GVT Agile BI Factory
Delivered project Sophia, responsible for the integration of data between GVT and Vivo, a company merge worth US$7 billion.
GVT—an internet cable provider from Brazil—chose to trust to HP its development processes for business intelligence software.
A scrum team was created within HP to deliver the products designed by the GVT team. The challenge was to overcome the distance since the development team was in Rio de Janeiro and the product owners were in Curitiba.
Trusting agile principles, one HP resource was allocated in the customer site, to allow for face-to-face communication with the different stakeholders. However, most of the discussions were held over the phone or virtual meeting rooms.
I was the project manager responsible for the overall delivery of the project and acted as scrum master when necessary.
Overcoming the initial distrust from the customer (who had never worked with a third-party offshore team), the partnership eventually grew, and two more scrum teams were created to support the demands.
When Telefonica (a Spanish telecom company) announced they would buy GVT in order to merge it with Vivo (its subsidiary in Brazil), in a deal worth over US$7 billion, these scrum teams participated and successfully delivered project Sophia, the project responsible for integrating the data from both companies.
Project Cordillera
Successfully delivered over 80 new servers and decommissioned over 220 old servers, without any impact on the business.
Program Cordillera aimed to unify all of the supply chain processes from Unilever's subsidiaries in the Americas into a single SAP instance.

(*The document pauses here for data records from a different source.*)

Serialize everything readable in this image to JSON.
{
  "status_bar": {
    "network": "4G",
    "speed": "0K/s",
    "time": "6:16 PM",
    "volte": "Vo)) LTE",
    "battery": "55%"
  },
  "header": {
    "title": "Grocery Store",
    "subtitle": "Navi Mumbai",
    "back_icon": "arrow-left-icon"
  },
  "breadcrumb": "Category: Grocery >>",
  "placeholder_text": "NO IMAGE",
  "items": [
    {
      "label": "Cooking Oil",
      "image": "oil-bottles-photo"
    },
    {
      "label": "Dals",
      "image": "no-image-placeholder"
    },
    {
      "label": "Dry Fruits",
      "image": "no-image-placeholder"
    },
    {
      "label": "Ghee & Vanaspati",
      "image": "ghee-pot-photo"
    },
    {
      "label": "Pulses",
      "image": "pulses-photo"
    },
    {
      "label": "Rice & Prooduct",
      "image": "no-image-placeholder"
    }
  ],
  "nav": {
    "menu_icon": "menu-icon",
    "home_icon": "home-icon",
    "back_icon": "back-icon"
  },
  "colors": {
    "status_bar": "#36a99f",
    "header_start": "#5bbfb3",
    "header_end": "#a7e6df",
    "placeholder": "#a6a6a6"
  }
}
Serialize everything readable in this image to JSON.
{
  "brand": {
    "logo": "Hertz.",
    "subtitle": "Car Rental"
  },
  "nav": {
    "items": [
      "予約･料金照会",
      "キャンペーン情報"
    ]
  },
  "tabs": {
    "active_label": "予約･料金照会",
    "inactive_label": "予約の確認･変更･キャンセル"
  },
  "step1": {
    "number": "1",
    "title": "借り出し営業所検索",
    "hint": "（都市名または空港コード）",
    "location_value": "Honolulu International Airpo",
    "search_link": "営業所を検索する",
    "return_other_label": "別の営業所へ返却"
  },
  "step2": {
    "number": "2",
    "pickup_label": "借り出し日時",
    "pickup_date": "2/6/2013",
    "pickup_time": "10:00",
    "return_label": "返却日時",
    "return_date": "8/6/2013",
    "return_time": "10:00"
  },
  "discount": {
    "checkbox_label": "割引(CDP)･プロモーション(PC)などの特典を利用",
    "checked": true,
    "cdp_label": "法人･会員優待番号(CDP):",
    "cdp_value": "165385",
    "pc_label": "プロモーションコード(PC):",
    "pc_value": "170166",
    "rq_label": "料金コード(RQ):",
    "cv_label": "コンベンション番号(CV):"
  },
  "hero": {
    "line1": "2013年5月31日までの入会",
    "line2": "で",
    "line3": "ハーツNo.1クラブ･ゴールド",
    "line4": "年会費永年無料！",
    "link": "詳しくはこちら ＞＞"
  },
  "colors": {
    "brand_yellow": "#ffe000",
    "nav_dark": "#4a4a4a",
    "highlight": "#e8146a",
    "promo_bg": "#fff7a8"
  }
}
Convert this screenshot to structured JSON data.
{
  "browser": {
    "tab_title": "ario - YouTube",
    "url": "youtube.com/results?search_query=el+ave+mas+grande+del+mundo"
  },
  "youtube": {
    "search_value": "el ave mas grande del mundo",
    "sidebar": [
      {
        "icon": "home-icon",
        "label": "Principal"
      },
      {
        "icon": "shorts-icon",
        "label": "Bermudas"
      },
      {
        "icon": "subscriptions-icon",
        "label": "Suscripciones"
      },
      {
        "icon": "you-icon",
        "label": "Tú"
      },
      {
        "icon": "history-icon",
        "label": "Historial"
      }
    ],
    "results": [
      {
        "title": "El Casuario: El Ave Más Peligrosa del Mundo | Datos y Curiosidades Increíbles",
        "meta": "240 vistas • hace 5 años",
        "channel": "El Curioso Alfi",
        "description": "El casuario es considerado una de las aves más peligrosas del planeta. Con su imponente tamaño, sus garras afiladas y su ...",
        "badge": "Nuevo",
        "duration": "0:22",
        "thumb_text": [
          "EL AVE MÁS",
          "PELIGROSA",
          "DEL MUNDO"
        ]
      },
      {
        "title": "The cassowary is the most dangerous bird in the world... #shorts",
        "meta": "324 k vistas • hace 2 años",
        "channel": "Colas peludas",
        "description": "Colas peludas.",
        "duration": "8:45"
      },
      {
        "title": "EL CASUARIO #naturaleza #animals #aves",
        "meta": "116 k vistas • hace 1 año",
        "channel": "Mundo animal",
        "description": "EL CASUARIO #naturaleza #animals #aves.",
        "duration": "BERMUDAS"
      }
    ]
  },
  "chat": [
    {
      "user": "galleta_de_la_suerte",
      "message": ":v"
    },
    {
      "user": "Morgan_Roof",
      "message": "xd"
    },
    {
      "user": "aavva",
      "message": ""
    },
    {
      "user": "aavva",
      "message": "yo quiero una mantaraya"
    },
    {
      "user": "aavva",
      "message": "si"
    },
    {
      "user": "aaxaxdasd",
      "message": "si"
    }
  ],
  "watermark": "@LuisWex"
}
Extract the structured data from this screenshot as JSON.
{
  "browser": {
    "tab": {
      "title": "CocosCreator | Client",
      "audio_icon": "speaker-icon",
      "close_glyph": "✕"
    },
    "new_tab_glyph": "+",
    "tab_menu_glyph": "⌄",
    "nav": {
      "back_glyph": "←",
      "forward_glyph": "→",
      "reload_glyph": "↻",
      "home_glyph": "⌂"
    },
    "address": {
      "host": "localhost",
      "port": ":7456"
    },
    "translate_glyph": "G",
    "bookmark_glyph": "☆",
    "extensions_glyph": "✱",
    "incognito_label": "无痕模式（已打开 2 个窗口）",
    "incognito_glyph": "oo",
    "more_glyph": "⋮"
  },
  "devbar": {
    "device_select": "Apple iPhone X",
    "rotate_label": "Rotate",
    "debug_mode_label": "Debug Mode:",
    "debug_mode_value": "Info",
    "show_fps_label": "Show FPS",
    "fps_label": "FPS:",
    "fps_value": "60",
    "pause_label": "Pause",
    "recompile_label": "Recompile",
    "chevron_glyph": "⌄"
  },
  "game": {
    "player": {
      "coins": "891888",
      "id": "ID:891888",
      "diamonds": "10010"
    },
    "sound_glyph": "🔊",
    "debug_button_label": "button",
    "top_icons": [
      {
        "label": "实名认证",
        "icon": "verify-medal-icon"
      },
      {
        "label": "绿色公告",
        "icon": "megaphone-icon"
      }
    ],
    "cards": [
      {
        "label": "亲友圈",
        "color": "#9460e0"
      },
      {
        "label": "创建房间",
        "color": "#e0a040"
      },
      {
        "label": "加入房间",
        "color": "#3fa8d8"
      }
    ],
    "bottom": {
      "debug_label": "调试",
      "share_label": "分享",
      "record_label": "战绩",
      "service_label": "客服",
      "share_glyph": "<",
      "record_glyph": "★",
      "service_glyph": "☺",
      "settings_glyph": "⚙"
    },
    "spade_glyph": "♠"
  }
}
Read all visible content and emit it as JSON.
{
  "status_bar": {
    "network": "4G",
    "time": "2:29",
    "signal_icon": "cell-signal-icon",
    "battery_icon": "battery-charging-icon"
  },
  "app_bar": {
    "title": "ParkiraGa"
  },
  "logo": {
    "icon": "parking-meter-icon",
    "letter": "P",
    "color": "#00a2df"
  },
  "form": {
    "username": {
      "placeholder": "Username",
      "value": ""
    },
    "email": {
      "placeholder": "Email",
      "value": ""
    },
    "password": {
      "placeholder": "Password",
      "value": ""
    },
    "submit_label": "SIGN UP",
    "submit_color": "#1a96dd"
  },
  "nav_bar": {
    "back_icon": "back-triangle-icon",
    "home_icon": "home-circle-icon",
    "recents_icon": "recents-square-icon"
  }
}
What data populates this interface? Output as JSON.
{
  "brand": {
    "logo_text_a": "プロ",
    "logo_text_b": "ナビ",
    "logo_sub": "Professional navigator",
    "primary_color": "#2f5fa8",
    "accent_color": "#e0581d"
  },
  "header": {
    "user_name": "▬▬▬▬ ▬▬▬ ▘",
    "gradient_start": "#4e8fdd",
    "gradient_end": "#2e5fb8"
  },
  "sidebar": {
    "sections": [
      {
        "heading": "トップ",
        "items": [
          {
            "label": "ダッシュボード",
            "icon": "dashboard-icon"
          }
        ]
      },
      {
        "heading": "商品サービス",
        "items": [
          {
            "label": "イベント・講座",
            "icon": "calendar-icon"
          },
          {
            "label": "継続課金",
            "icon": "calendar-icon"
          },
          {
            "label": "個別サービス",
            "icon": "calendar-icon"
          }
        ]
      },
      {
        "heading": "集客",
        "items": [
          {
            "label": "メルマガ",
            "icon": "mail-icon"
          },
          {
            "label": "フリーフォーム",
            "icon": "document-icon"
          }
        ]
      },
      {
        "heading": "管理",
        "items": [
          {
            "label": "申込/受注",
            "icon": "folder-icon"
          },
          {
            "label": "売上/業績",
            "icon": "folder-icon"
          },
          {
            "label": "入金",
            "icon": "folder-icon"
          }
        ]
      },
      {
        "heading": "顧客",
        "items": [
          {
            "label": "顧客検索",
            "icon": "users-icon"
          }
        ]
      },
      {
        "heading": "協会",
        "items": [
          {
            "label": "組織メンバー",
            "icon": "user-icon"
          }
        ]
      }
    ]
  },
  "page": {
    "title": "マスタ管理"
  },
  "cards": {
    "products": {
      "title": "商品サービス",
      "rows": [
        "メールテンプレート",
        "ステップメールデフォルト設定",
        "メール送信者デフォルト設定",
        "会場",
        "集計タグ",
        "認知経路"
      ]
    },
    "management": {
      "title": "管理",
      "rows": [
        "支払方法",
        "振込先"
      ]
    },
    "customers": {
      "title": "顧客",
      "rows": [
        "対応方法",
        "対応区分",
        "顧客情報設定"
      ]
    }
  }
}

Business processes were altered in 15 countries, simplifying the value chain, reducing costs, improving service levels and generating tax benefits.
Over 300 systems were decommissioned and their processes moved to SAP, generating huge savings in hardware and software costs.
I was the HP program manager responsible for all of the infrastructure support including the database, network, storage, backup, Basis, Wintel, and Linux servers, and led over 40 resources spread between five countries (Brazil, Argentina, England, the United States, and India).
Vale Information Program
Delivered BI solutions in the control, finance, and mining areas, generating over US$100 million in savings.
Vale is the largest iron ore mining company in the world and partnered with HP to develop its information management strategy. The Vale Information Program (VIP) was created to develop the necessary business processes to support it, as well as to implement all projects related to information management.
During a two-year period, I was responsible for delivering the finance, control, and mining projects, all planned to improve business processes by making internal information available and easily accessible between company areas. A huge data warehouse was designed, and the projects were implemented using PowerCenter and Cognos.
Omato
In 1997, successfully implemented an RM Corpore solution on a Brazilian NGO.
I deployed successfully the RM Corpore solution at Omato, an NGO that worked to help Rio de Janeiro's impoverished community on planned parenthood and prevention of sexual diseases.